Philodrill sees P2B profit
Doubling of Galoc production in 2-3 years
MANILA, Philippines—Exploration firm The Philodrill Corp. is targeting to breach the P2-billion net income mark in two to three years’ time as it anticipates higher revenues from the doubling of oil production at the Galoc oil field in offshore Palawan.
Philodrill executive vice president Francisco Navarro said the second phase of development for the Galoc field would not only extend the life of the field to 2020, but also more than double the daily oil production to anywhere between 10,000 and 12,000 barrels of oil a day (bopd) from the current 5,000 bopd.
For the second leg of development, the members of the consortium operating Service Contract 14C-1, which operates the Galoc field, are investing a total of $188 million (about P7.5 billion).
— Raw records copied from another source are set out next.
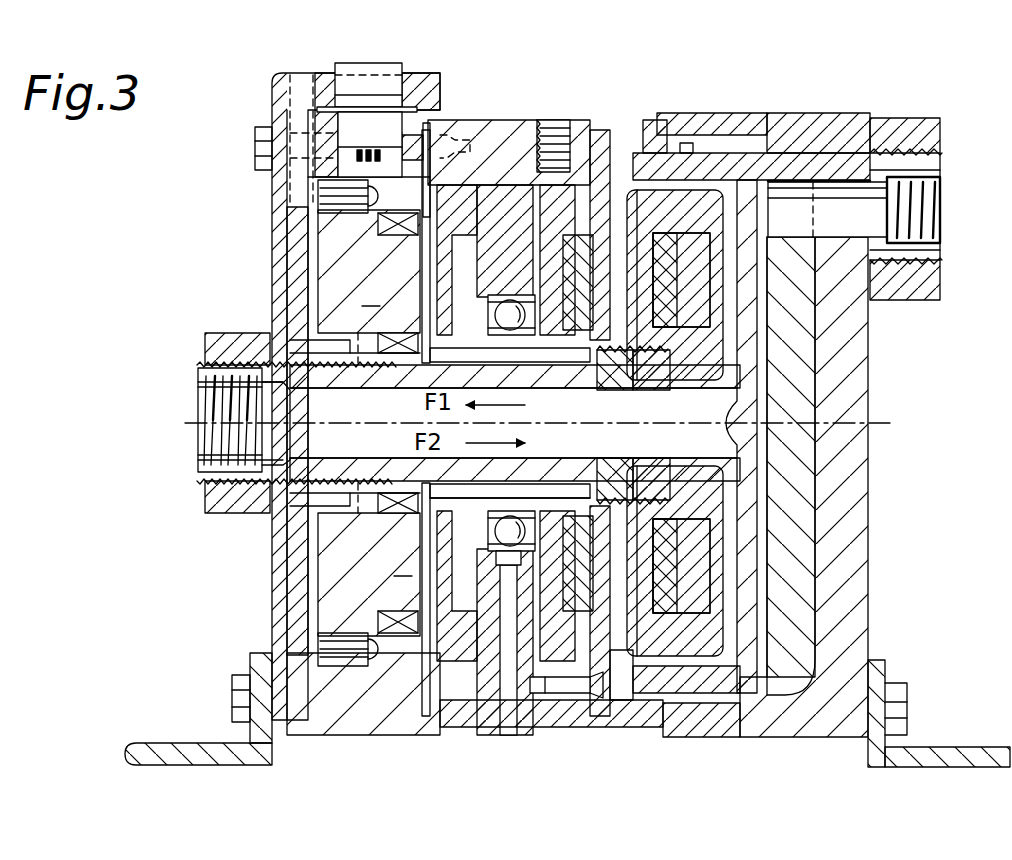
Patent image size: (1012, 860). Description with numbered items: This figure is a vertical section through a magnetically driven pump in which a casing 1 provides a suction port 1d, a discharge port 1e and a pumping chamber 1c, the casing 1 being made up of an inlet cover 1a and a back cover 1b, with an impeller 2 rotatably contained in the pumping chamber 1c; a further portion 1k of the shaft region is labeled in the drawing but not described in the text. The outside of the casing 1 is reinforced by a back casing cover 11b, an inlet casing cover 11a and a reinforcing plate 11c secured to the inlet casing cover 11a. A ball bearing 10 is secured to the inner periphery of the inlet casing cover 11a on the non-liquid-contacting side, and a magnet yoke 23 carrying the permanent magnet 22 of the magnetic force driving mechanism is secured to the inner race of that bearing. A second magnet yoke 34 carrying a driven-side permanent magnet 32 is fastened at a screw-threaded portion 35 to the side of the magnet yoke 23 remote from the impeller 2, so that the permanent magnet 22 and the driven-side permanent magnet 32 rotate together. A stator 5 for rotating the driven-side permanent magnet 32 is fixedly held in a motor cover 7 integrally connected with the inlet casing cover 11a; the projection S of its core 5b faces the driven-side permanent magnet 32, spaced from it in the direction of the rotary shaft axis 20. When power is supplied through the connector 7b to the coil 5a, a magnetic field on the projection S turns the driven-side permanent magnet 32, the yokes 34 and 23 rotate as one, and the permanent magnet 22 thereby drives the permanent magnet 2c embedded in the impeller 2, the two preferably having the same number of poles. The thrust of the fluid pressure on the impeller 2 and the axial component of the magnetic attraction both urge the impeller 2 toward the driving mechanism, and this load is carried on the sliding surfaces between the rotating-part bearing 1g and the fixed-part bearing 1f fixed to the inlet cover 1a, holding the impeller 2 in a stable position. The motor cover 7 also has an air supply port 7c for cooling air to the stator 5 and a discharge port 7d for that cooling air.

The casing 1 is at (740, 695).
The inlet cover 1a is at (665, 170).
The back cover 1b is at (775, 150).
The pumping chamber 1c is at (762, 405).
The suction port 1d is at (200, 400).
The discharge port 1e is at (945, 228).
The fixed-part bearing 1f is at (600, 382).
The rotating-part bearing 1g is at (660, 382).
The shaft bore 1k is at (513, 423).
The impeller 2 is at (693, 632).
The permanent magnet 2c is at (680, 303).
The stator 5 is at (340, 685).
The coil 5a is at (395, 630).
The core 5b is at (365, 601).
The motor cover 7 is at (366, 740).
The connector 7b is at (404, 63).
The air supply port 7c is at (306, 73).
The discharge port of the cooling air 7d is at (555, 118).
The ball bearing 10 is at (505, 292).
The inlet casing cover 11a is at (587, 727).
The back casing cover 11b is at (868, 514).
The reinforcing plate 11c is at (608, 648).
The rotary shaft axis 20 is at (888, 417).
The permanent magnet of the magnetic force driving mechanism 22 is at (563, 595).
The magnet yoke 23 is at (585, 180).
The driven-side permanent magnet 32 is at (463, 645).
The magnet yoke 34 is at (472, 680).
The screw-threaded portion 35 is at (505, 490).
Of the amount, Philodrill is spending a little over 7 percent, or $13.16 million (or about P526 million).
“We have funding already available. We’re not borrowing. The drawing down of funds has already begun because the long lead items needed for the drilling are being acquired earlier. We expect drilling to start by the third quarter of next year,” Navarro said.
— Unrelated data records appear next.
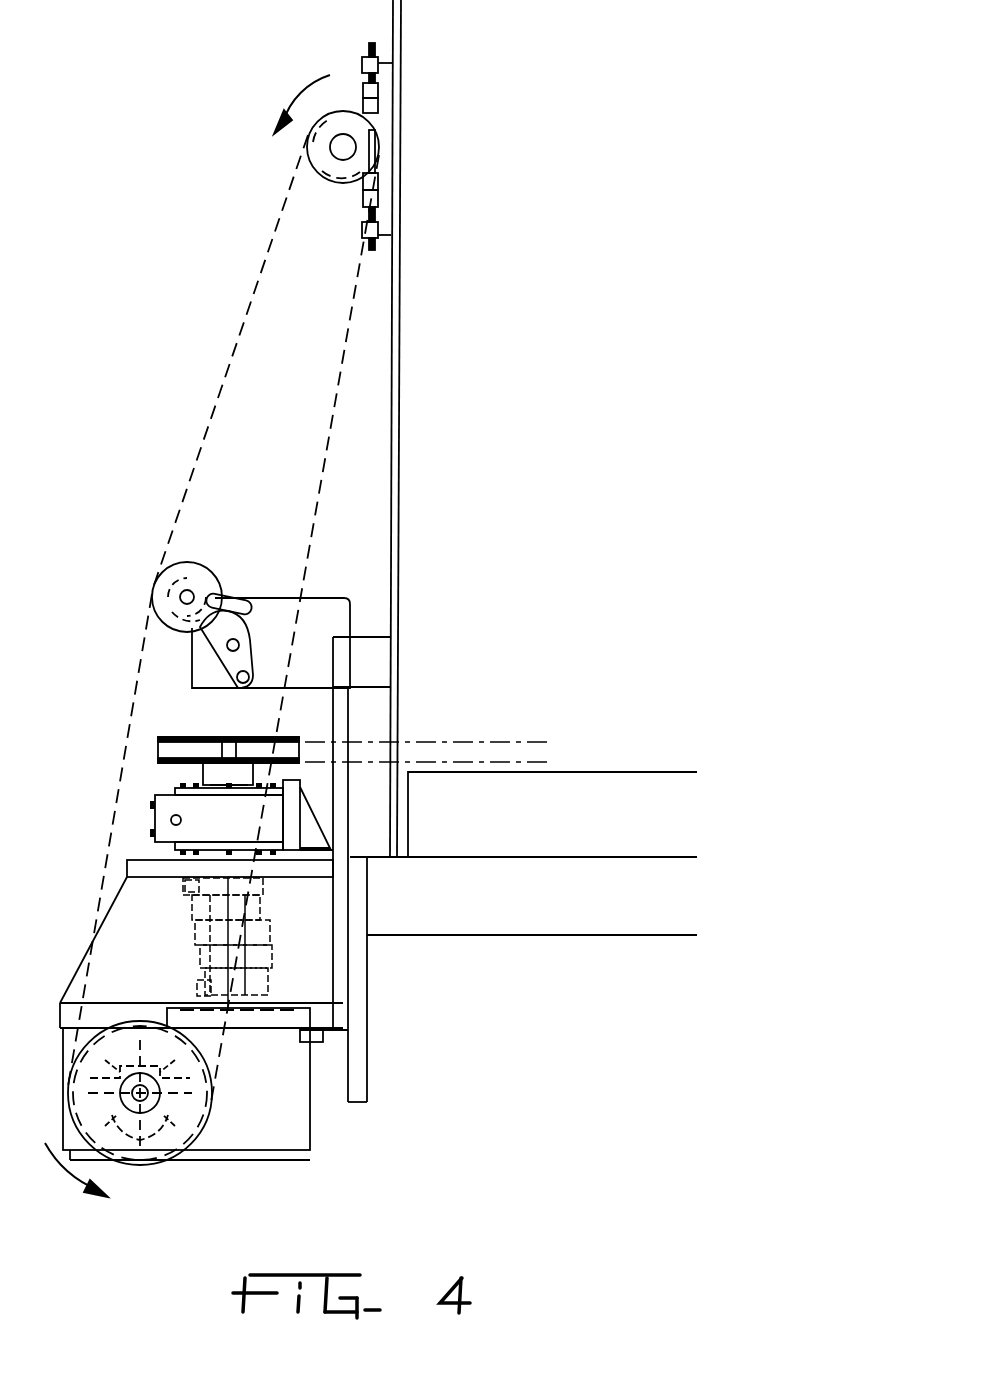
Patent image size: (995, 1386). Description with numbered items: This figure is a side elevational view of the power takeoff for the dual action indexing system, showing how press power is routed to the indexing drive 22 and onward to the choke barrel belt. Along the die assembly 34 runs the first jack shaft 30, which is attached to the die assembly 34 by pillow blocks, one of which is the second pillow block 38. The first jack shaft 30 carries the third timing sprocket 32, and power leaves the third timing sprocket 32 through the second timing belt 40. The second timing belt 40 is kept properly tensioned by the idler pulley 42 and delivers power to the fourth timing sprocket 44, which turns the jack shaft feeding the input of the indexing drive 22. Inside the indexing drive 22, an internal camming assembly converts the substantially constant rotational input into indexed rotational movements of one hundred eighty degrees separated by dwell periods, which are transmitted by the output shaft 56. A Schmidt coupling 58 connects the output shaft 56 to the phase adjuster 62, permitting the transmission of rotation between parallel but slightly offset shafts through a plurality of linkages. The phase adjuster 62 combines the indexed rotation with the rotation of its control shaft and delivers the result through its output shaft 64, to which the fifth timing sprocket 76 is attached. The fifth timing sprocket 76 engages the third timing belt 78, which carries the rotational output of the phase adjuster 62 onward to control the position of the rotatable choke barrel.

The mechanical indexing drive 22 is at (293, 1132).
The first jack shaft 30 is at (346, 147).
The third timing sprocket 32 is at (368, 130).
The die assembly 34 is at (398, 425).
The second pillow block 38 is at (386, 62).
The second timing belt 40 is at (236, 345).
The idler pulley 42 is at (152, 598).
The fourth timing sprocket 44 is at (175, 1163).
The output shaft 56 is at (257, 1008).
The Schmidt coupling 58 is at (197, 950).
The phase adjuster 62 is at (168, 831).
The output shaft 64 is at (210, 757).
The fifth timing sprocket 76 is at (162, 738).
The third timing belt 78 is at (512, 746).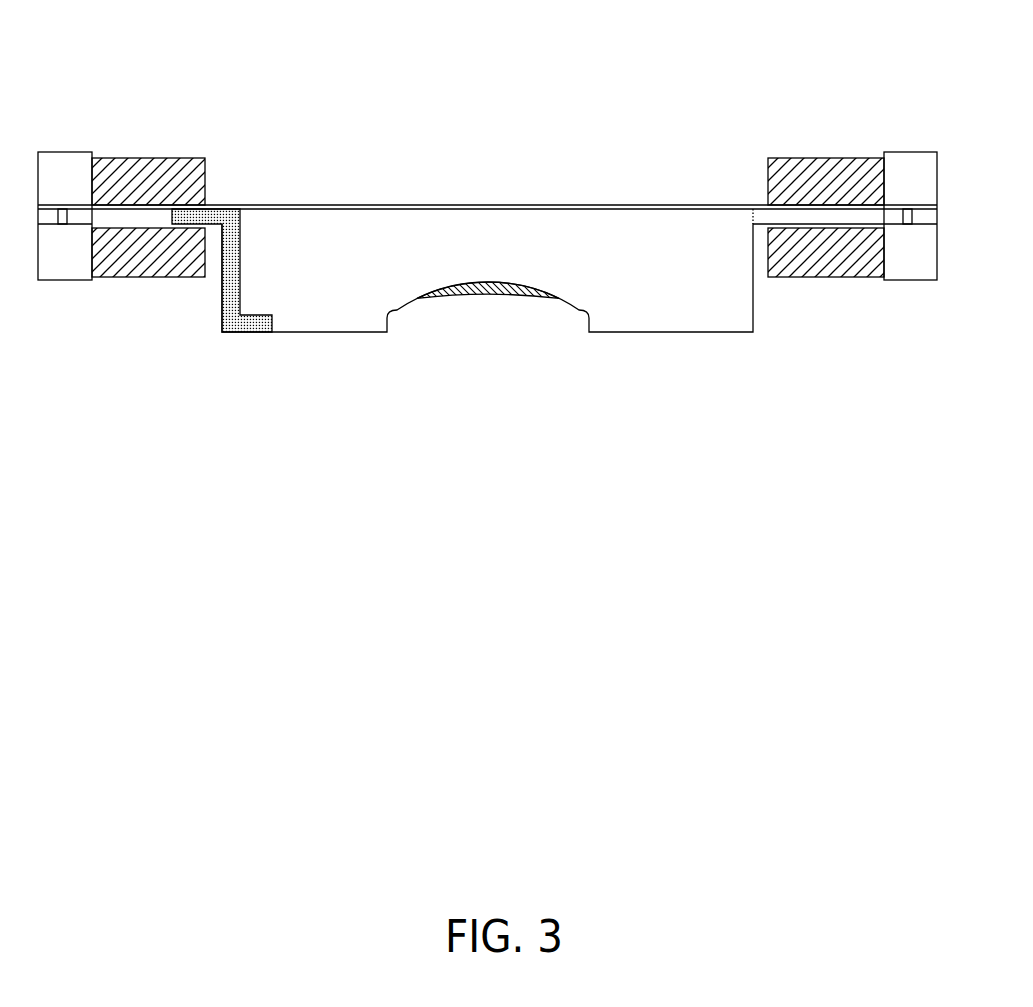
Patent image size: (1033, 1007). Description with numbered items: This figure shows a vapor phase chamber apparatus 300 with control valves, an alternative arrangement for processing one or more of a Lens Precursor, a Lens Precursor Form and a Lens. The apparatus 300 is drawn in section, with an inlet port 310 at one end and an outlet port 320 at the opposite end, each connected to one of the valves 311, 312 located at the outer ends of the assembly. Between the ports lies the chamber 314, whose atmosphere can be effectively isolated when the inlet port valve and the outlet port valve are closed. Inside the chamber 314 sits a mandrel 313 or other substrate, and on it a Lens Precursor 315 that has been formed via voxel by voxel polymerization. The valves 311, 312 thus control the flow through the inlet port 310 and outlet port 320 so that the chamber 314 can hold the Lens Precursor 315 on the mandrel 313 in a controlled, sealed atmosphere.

The apparatus 300 is at (487, 279).
The inlet port 310 is at (162, 277).
The valve 311 is at (67, 280).
The valve 312 is at (908, 280).
The mandrel 313 is at (428, 336).
The chamber 314 is at (488, 268).
The Lens Precursor 315 is at (480, 296).
The outlet port 320 is at (810, 277).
The Phase II development for the Galoc oil field involves the drilling of two subsea wells, which will be tied back to the existing floating production, storage and offloading (FPSO) facility. There is also an option to drill a third well on the Galoc North prospect following the completion of the two development wells.
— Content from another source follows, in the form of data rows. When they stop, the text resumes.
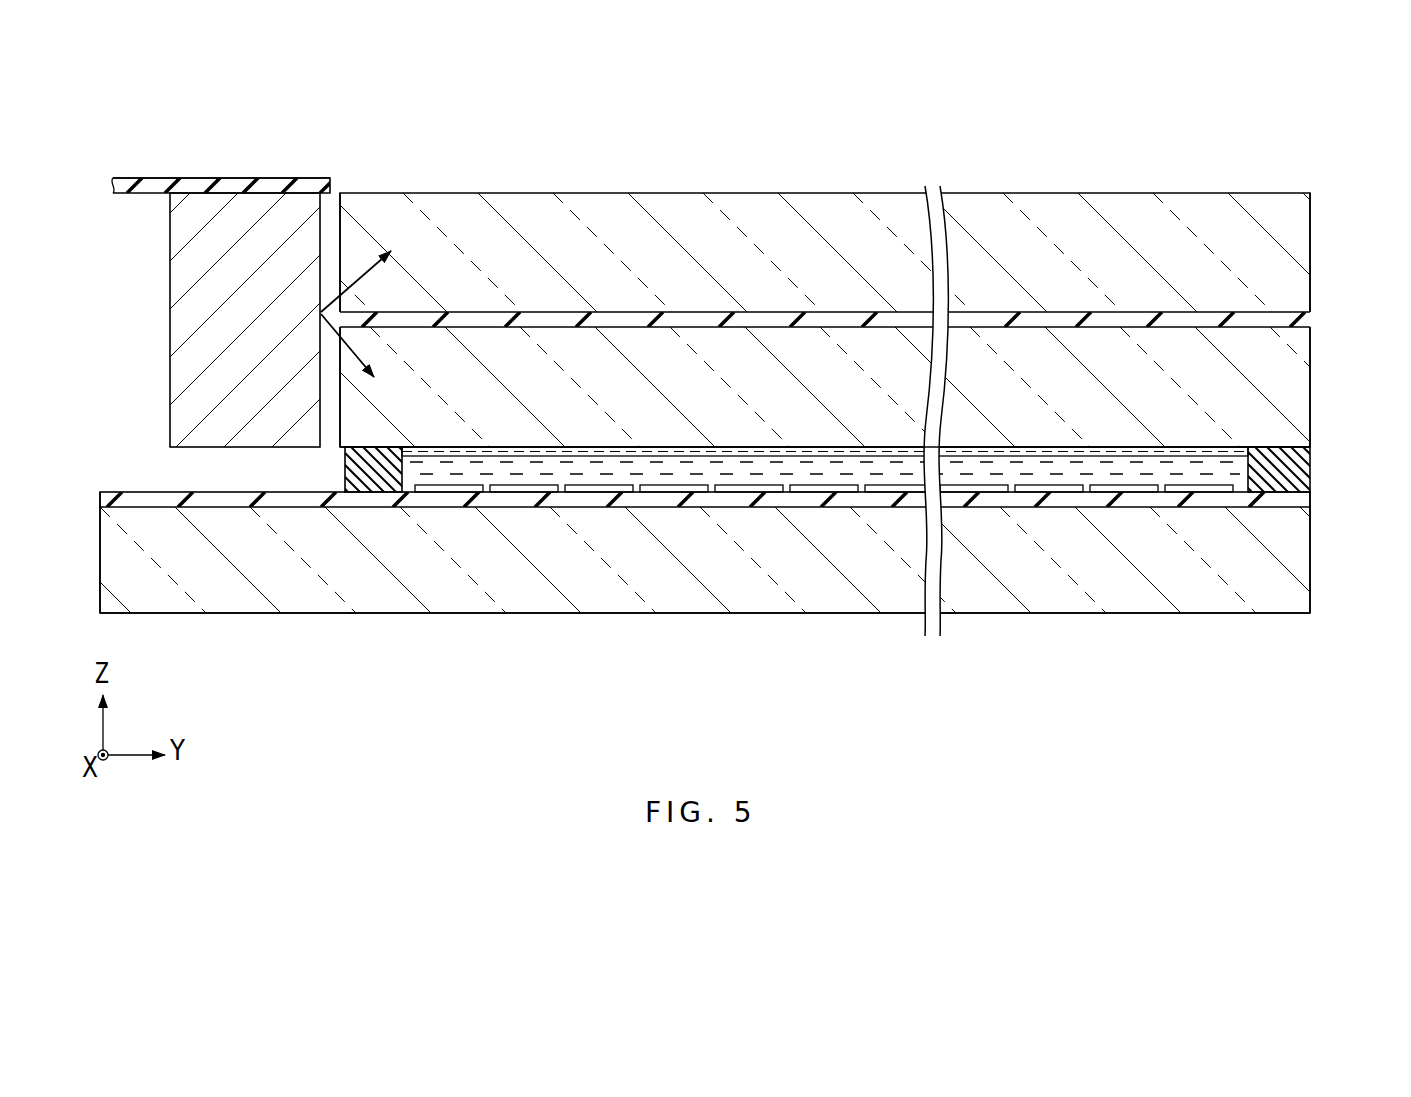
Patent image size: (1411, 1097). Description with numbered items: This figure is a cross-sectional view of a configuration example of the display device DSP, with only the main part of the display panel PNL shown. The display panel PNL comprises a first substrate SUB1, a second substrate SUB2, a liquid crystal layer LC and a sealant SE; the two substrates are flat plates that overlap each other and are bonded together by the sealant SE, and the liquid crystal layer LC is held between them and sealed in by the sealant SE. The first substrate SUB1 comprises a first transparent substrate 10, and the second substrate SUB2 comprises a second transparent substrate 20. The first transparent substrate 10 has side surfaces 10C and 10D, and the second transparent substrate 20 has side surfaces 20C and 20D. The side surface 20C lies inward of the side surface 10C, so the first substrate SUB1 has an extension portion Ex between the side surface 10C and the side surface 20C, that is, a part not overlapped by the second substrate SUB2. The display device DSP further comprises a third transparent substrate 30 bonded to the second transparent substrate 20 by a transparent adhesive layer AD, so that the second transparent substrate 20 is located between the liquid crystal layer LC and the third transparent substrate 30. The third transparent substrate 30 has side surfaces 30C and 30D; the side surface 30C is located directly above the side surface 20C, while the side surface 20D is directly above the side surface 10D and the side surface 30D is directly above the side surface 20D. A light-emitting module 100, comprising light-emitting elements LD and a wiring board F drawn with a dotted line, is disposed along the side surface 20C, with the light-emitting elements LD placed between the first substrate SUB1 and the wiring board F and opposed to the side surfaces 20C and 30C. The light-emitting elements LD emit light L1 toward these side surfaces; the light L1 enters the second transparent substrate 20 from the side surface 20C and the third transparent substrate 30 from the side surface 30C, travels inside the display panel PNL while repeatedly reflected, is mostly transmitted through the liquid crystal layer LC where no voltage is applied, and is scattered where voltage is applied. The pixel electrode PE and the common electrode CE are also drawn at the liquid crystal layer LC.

The light-emitting module 100 is at (150, 169).
The wiring board F is at (198, 186).
The side surface of the third transparent substrate 30C is at (336, 236).
The light-emitting element LD is at (178, 290).
The light L1 is at (352, 350).
The side surface of the second transparent substrate 20C is at (335, 382).
The extension portion Ex is at (243, 488).
The sealant SE is at (345, 472).
The side surface of the first transparent substrate 10C is at (96, 549).
The first transparent substrate 10 is at (447, 602).
The liquid crystal layer LC is at (622, 485).
The pixel electrode PE is at (686, 490).
The display panel PNL is at (837, 626).
The display device DSP is at (910, 626).
The common electrode CE is at (822, 446).
The third transparent substrate 30 is at (800, 228).
The second transparent substrate 20 is at (868, 335).
The side surface of the third transparent substrate 30D is at (1317, 235).
The transparent adhesive layer AD is at (1312, 320).
The side surface of the second transparent substrate 20D is at (1317, 398).
The second substrate SUB2 is at (1316, 451).
The side surface of the first transparent substrate 10D is at (1319, 546).
The first substrate SUB1 is at (1316, 614).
For 2012, Navarro disclosed that Philodrill expected its net income to hit only P300 million to P400 million, about 60 percent lower than the P1.04 billion in net profit it posted in 2011. The decline was attributed largely to the shut-down of the Galoc oil field. Field operator Galoc Production Co. had shut down its operations at the Palawan oil field late last year for an upgrading work and was able to resume production only in the first week of April.
Philodrill, however, was expected to further increase its income next year to about P1 billion, which it might double by either 2014 or 2015 with the new wells at the Galoc already producing at optimum levels, Navarro added.
Apart from SC 14C-1, the publicly listed company also has interests in a number of petroleum service contracts: SC 14 (Nido, Matinloc, North Matinloc); SC 14C-2 (West Linapacan); SC 14 (Retention Block, Tara and Libro); SC 6A (Octon); SC 6B (Bonita); SC 41 (Sulu Sea); SC 53 (onshore Mindoro), and the Swan Block (deepwater in northwest Palawan).